After careful consideration, the American Thoracic Society canceled its annual meeting that was to take place in Philadelphia, Pennsylvania from May 15-20, because of the ongoing coronavirus disease 2019 (COVID-19) pandemic. Although the live events will not proceed as planned, our readers can still find coverage of research that was scheduled to be presented at the meeting. A virtual event is being planned for later this year.
In terms of screening for obstructive sleep apnea (OSA) in people living with HIV, the STOP-BANG questionnaire had good sensitivity, whereas the Berlin questionnaire and the Epworth Sleepiness Scale demonstrated good specificity, according to the results of a study intended to be presented at the American Thoracic Society (ATS) International Conference. (Select research is slated to be presented in a virtual format later this year.)
Previous research has demonstrated that OSA may be common in people with HIV, however, as a result of overlapping symptoms of fatigue and cardiac disease, the true prevalence is unknown. Moreover, the well-known risk factors associated with OSA may not be applicable to the population with HIV. Because the Epworth Sleepiness Scale, Berlin questionnaire, and STOP-BANG questionnaire are commonly used OSA screening tools, researchers aimed to evaluate the validity of these tools for people with HIV.
For this currently ongoing study, researchers have a target cohort of 120 adult men and women with HIV who have viral suppression, and a body mass index between 20 and 35 kg/m2. Participants receive a physical examination, and complete questionnaires prior to undergoing a baseline polysomnography at a research sleep laboratory, with scoring performed using the Chicago and Medicare criteria.
Thus far, 56 participants have been evaluated, of whom 70% were diagnosed with OSA using the Chicago criteria and 52% using the Medicare criteria.

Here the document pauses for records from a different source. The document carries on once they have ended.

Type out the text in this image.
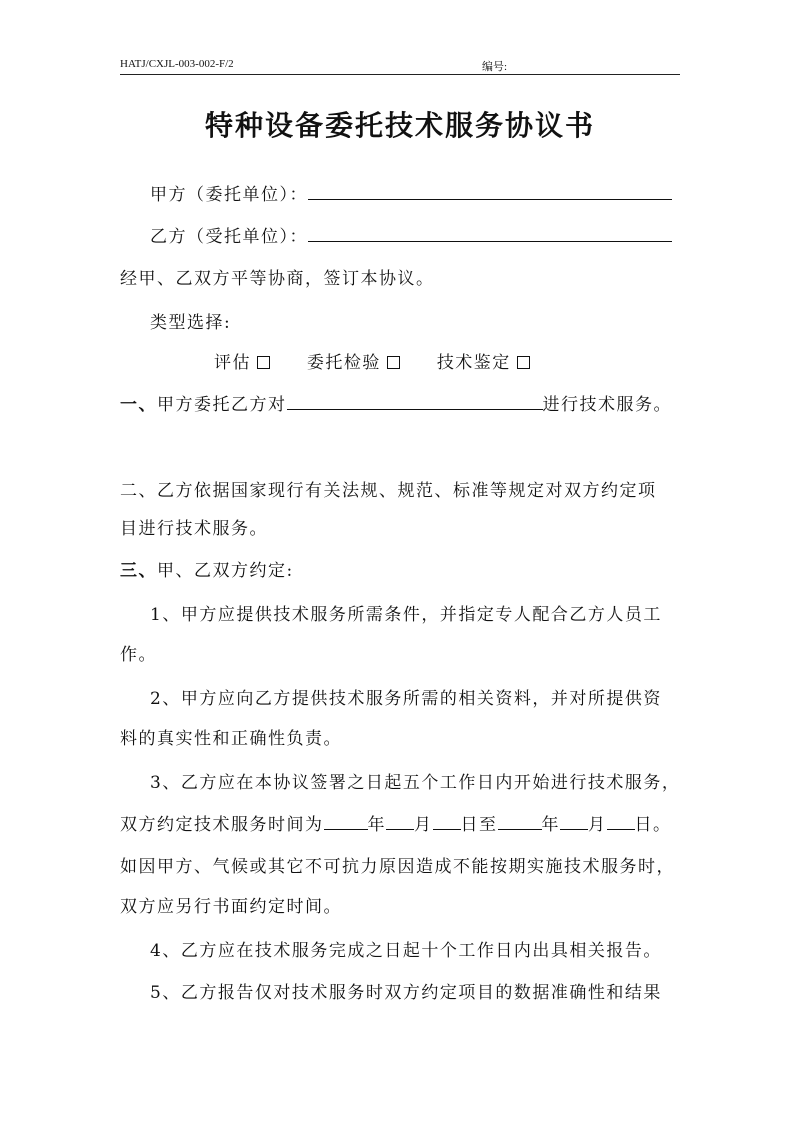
HATJ/CXJL-003-002-F/2	编号:
特种设备委托技术服务协议书
甲方（委托单位）：
乙方（受托单位）：
经甲、乙双方平等协商，签订本协议。
类型选择:
评估	委托检验	技术鉴定
一、甲方委托乙方对	进行技术服务。
二、乙方依据国家现行有关法规、规范、标准等规定对双方约定项
目进行技术服务。
三、甲、乙双方约定:
1、甲方应提供技术服务所需条件，并指定专人配合乙方人员工
作。
2、甲方应向乙方提供技术服务所需的相关资料，并对所提供资
料的真实性和正确性负责。
3、乙方应在本协议签署之日起五个工作日内开始进行技术服务，
双方约定技术服务时间为	年 月 日至	年 月 日。
如因甲方、气候或其它不可抗力原因造成不能按期实施技术服务时，
双方应另行书面约定时间。
4、乙方应在技术服务完成之日起十个工作日内出具相关报告。
5、乙方报告仅对技术服务时双方约定项目的数据准确性和结果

The presence of OSA was associated with positive Berlin questionnaires (>2 positive categories) and positive STOP-BANG questionnaire results (score >3), but positivity on the Epworth Sleepiness Scale was not. Further, the sensitivity of a positive STOP-BANG questionnaire was 79.5% with Chicago criteria and 82.8% with Medicare criteria, compared with 38.5% and 44.8%, respectively for the Berlin questionnaire and 41.0% and 44.8%, respectively, for the Epworth Sleepiness Scale.
Conversely, the STOP-BANG questionnaire demonstrated lower specificity (70.6% with Chicago criteria and 55.6% with Medicare criteria), whereas the Berlin questionnaire had specificities of 88.2% and 85.2%, respectively and the Epworth Sleepiness Scale had specificities of 82.4% and 77.8%, respectively.
Investigators highlighted that “ongoing research will help determine whether different cutoffs for these conventional sleep questionnaires or additional screening tools are essential for obstructive sleep apnea screening in people living with HIV.”
Bosompra NA, Orr JE, DeYoung PN, et al. Validating sleep questionnaires in people living with HIV: STOP-BANG outperforms the Berlin questionnaire and Epworth Sleepiness Scale for identifying obstructive sleep apnea. Am J Respir Crit Care Med. 2020;201:A4155.